This activity belongs to the GeoGebra book GeoGebra Principia.
Indeed, as Magritte would say,
C'eci n'est pas un disque (This is not a disk)

, but we will see that it can indeed be the representation of a circle if we consider the Taxicab metric.
I will use the prefixes T and E to distinguish between the
Taxicab metric and the Euclidean metric.
- Note: Despite the fact that a T-circle has a square shape, Magritte would probably still assert -rightly- that the T-circle we see is only a representation, an image of the disk. However, furthermore, here, unlike what happens with a pipe, the represented disk is a mental abstraction (an ideal mathematical form) instead of something material, which makes the potential confusion even greater.
In Taxicab metric (or
Manhattan metric

) distances are measured horizontally and vertically, never diagonally. Thus, the
T-distance from an arbitrary point
X(x, y) to point
O is the sum of the horizontal and vertical differences, in absolute value, of its coordinates:
XO(x,y) := |x – x(O)| + |y – y(O)|
Unlike in Euclidean metric, GeoGebra does not have the T-distance command implemented, so we will have to formulate both the distance between two points and the distance between a point and a line "manually", providing both formulas to the students.
Just as GeoGebra renders a segment by fitting it into the pixel grid of the screen, we can imagine a diagonal segment composed of horizontal or vertical segments as small as we want: the T-distance between two points B and C will not change.
The T-distance between B and C will also be the same for any increasing or decreasing arc of a function whose graph goes from B to C.

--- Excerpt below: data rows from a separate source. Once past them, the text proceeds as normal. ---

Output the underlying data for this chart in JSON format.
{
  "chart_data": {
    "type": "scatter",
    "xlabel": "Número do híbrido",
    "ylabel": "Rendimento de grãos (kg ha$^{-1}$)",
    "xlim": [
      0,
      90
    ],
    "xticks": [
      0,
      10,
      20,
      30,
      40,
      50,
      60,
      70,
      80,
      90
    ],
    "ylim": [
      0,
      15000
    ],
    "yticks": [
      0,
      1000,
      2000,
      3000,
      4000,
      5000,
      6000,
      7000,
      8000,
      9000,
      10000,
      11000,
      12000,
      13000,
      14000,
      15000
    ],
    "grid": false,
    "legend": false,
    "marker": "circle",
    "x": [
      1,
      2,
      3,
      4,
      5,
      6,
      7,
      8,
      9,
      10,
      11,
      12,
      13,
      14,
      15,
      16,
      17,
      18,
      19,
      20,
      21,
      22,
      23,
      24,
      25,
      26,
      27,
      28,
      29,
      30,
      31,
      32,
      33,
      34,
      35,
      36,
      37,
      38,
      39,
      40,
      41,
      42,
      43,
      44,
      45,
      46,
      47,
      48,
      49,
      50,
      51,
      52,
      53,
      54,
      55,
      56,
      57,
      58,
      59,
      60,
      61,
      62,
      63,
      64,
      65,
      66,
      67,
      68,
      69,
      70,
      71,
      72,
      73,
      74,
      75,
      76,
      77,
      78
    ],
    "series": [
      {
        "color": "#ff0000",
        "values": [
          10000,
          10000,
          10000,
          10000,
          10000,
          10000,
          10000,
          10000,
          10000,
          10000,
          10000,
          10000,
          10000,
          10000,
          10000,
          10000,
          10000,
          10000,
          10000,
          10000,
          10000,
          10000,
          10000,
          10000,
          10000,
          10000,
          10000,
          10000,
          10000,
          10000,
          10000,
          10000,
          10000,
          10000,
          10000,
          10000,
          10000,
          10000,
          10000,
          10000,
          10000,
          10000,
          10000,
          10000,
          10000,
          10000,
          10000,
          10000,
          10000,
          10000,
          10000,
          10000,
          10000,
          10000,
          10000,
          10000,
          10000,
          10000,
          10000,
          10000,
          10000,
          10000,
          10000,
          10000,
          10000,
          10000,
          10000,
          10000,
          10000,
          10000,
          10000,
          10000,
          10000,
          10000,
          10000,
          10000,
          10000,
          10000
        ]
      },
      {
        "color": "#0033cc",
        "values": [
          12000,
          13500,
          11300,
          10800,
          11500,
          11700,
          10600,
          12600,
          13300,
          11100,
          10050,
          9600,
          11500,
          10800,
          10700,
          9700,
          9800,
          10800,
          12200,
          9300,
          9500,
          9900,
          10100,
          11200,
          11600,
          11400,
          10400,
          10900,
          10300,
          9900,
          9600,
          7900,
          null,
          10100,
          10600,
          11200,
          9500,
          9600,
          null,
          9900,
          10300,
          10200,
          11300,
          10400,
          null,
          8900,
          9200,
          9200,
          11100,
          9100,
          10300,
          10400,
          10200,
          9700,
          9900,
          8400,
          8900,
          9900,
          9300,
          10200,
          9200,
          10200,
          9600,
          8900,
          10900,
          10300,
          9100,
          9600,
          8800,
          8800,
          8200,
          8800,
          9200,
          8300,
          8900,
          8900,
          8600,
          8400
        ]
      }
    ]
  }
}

In taxicab geometry, there can be infinitely many minimal paths between two different points.
All of this does not simplify geometry but complicates it. This is because the length of each segment is not uniform in direction but depends on its slope.
In the E-illusion shown [
21], the blue square appears to change size, but it's only a perception problem that disappears when you see its sides completely (click on the blue square). Explanation: when the corners are visible, we estimate the size of the square by its diagonal; when they are not, we value it by the distance between opposite sides (side length).
However, in taxicab geometry, the blue square actually varies its area based on the slope of its sides (while both the T-length of its sides and its angles remain constant).
Analyzing the square in detail, we see that the T-perimeter of the blue square and the yellow square is the same, but the area is not: the area of the yellow square is (b + c)², but the area of the blue square is b² + c², which is minimal when b = c. Therefore, in taxicab geometry, the T-areas coincide with the E-areas, but:
The area of a T-square is NOT, in general, equal to the square of its side.
We can imagine the T-circle as a compression of the E-circle. Due to the non-uniform T-length in each direction, the T-circle compresses into a square shape, with its diagonals parallel to the Cartesian axes.